L’Iran attaque des radars américains en riposte à des frappes
L'Iran a ciblé mardi des installations américaines de radars et de défense antiaérienne dans le golfe Persique, avertissant Washington d'attaques "encore plus puissantes" à venir. Le conflit menace désormais de s'élargir avec l'implication de rebelles au Yémen.
(Keystone-ATS) Au cours de cette dixième nuit de bombardements consécutive, l’armée américaine a annoncé avoir frappé des centres de commandement militaire et des cibles maritimes, «afin de diminuer la faculté de l’Iran à continuer d’attaquer les navires commerciaux transitant par le détroit d’Ormuz».
Les gardiens de la révolution, armée idéologique de l’Iran, ont quant à eux indiqué que deux pétroliers avaient été arrêtés dans cette voie stratégique, alors qu’ils empruntaient une route non reconnue par Téhéran au large d’Oman, «après que des explosions ont provoqué d’importants incendies à leur bord».
L’agence de sécurité maritime britannique UKMTO a fait état d’un navire touché par un «projectile non identifié» à 8 milles nautiques (15 kilomètres environ) au nord-est de Limah, à Oman. Elle a ensuite précisé que l’équipage avait quitté le bateau.
Des dizaines de morts
Déjà au coeur du conflit entre les Etats-Unis et l’Iran, le trafic maritime dans la région menace de se gripper encore davantage depuis que les rebelles houthis du Yémen ont annoncé un blocus maritime de l’Arabie saoudite, premier exportateur de brut au monde. Cela menace sa capacité à contourner le détroit d’Ormuz, lui-même bloqué.
Face à cette menace des Houthis pro-Téhéran et à l’intensification des hostilités entre Washington et Téhéran, les cours du pétrole ont atteint lundi un plus haut depuis plus d’un mois. Après cette remontée, ils évoluaient en petite baisse mardi.
Un peu plus d’un mois après la signature du protocole d’accord qui devait mener à la paix, le président américain Donald Trump a affirmé que l’Iran paierait «plusieurs fois» le prix de chaque soldat américain tué au Moyen-Orient, quand Téhéran a estimé faire face à «une guerre totale».
Depuis le début du conflit en février, 17 militaires américains sont morts, dont trois récemment en Jordanie et en Irak, les premiers depuis la reprise des hostilités le 7 juillet. Et près de 100 ont été blessées depuis cette même date, la plupart légèrement, selon le Pentagone.
Côté iranien, le dernier bilan officiel datant de vendredi recense au moins 50 morts et plus de 500 blessés depuis la résurgence des affrontements.

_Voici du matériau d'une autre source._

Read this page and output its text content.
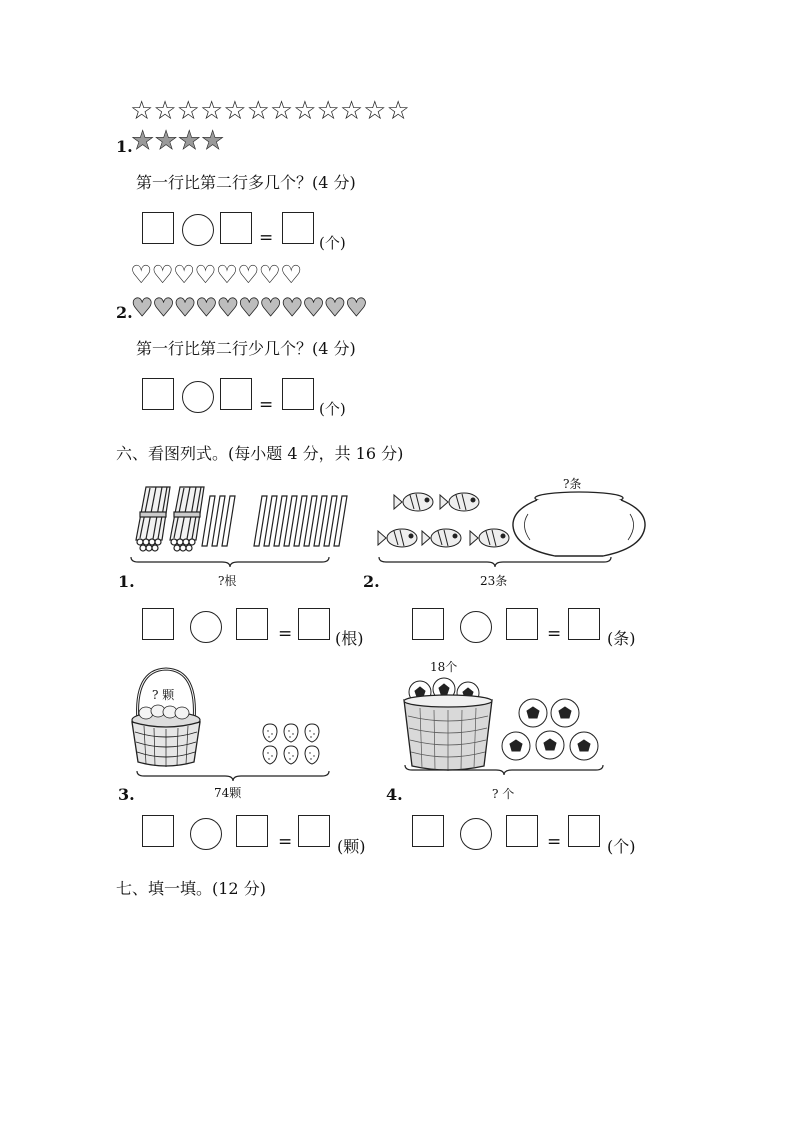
☆ ☆ ☆ ☆ ☆ ☆ ☆ ☆ ☆ ☆ ☆ ☆
1.
★ ★ ★ ★
第一行比第二行多几个？(4 分)
=	(个)
♡ ♡ ♡ ♡ ♡ ♡ ♡ ♡
2.
♥ ♥ ♥ ♥ ♥ ♥ ♥ ♥ ♥ ♥ ♥
第一行比第二行少几个？(4 分)
=	(个)
六、看图列式。(每小题 4 分，共 16 分)
?根
1.
=	(根)
?条
23条
2.
=	(条)
? 颗
74颗
3.
=	(颗)
18个
? 个
4.
=	(个)
七、填一填。(12 分)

«Attaques encore plus puissantes»
Mardi, les forces armées iraniennes ont annoncé de nouvelles frappes dans le golfe Persique, en représailles aux attaques américaines. Les gardiens ont affirmé avoir frappé deux systèmes de défense antiaériens et une installation de radar sur deux avant-postes américains à Bahreïn, ainsi que des dispositifs de missiles défensifs, de réception de radar et satellite au Koweït.
«L’ennemi devrait se préparer à des vagues de drones et à des attaques de missiles encore plus décisives et puissantes», ont-ils prévenu dans un communiqué diffusé par l’agence de presse officielle Irna.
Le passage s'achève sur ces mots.